In parallel developed is a nanostructured silica-titania composite that possesses synergistic photocatalytic oxidation and adsorption capabilities. The nanostructured silica provides high surface area for adsorbing pollutants as a concentrator while the nanosized TiO2 particles can photocatalytically oxidize pollutants. The synergistic combination allows reduced energy requirement since the light source only needs to be provided. This material has been successfully tested for removing elemental mercury vapor in air. The material changes its color as oxidized mercury accumulates on the material. The change of material color provides a convenient tool to identify the state of the material. The concentrated accumulation of oxidized mercury can be recycled by heat treatment or vacuum treatment. The recycle reduces demand of mercury from mining that is known to yield significant environmental damages. The silica-titania composite is regenerated in the meantime. The regeneration prolongs the lifetime of the material, thus reducing the required amount of material to be supplied.

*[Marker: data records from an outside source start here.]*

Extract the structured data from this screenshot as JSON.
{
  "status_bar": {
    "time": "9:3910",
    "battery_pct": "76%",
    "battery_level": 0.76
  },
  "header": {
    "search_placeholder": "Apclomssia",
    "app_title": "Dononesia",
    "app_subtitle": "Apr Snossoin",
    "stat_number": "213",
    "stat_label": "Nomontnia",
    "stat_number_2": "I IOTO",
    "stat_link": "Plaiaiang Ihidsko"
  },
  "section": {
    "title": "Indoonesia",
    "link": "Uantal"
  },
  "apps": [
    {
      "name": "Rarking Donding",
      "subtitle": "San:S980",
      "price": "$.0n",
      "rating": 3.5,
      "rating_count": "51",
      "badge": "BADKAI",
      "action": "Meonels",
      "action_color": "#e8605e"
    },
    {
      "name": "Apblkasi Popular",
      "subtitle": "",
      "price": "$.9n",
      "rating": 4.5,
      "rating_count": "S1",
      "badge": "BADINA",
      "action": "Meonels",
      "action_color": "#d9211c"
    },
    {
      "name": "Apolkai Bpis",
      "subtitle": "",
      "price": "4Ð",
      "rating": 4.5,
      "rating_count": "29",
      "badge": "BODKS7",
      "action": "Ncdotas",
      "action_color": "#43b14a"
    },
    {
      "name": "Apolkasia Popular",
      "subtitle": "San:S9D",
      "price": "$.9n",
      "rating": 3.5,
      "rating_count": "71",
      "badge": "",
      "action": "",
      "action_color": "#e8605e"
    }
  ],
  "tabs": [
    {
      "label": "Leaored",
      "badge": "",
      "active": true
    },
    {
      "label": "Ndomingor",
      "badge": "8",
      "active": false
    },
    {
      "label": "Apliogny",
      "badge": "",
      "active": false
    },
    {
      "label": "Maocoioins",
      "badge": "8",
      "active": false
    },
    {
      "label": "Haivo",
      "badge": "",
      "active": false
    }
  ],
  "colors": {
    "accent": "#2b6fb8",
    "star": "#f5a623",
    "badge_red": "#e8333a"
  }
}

Furthermore, no hazardous waste is generated by this technology, which is in contrast to current carbon based technology. Hazardous waste disposal of mercury-loaded carbon is costly and may have long-term environmental impact. During the research, a unique feature of improved adsorption over time has been observed which has never been reported before. The mechanism of this feature has been identified, which leads to the development of a second generation of composite. The benefit of this new material is its independence from UV light, thus reducing the energy requirement.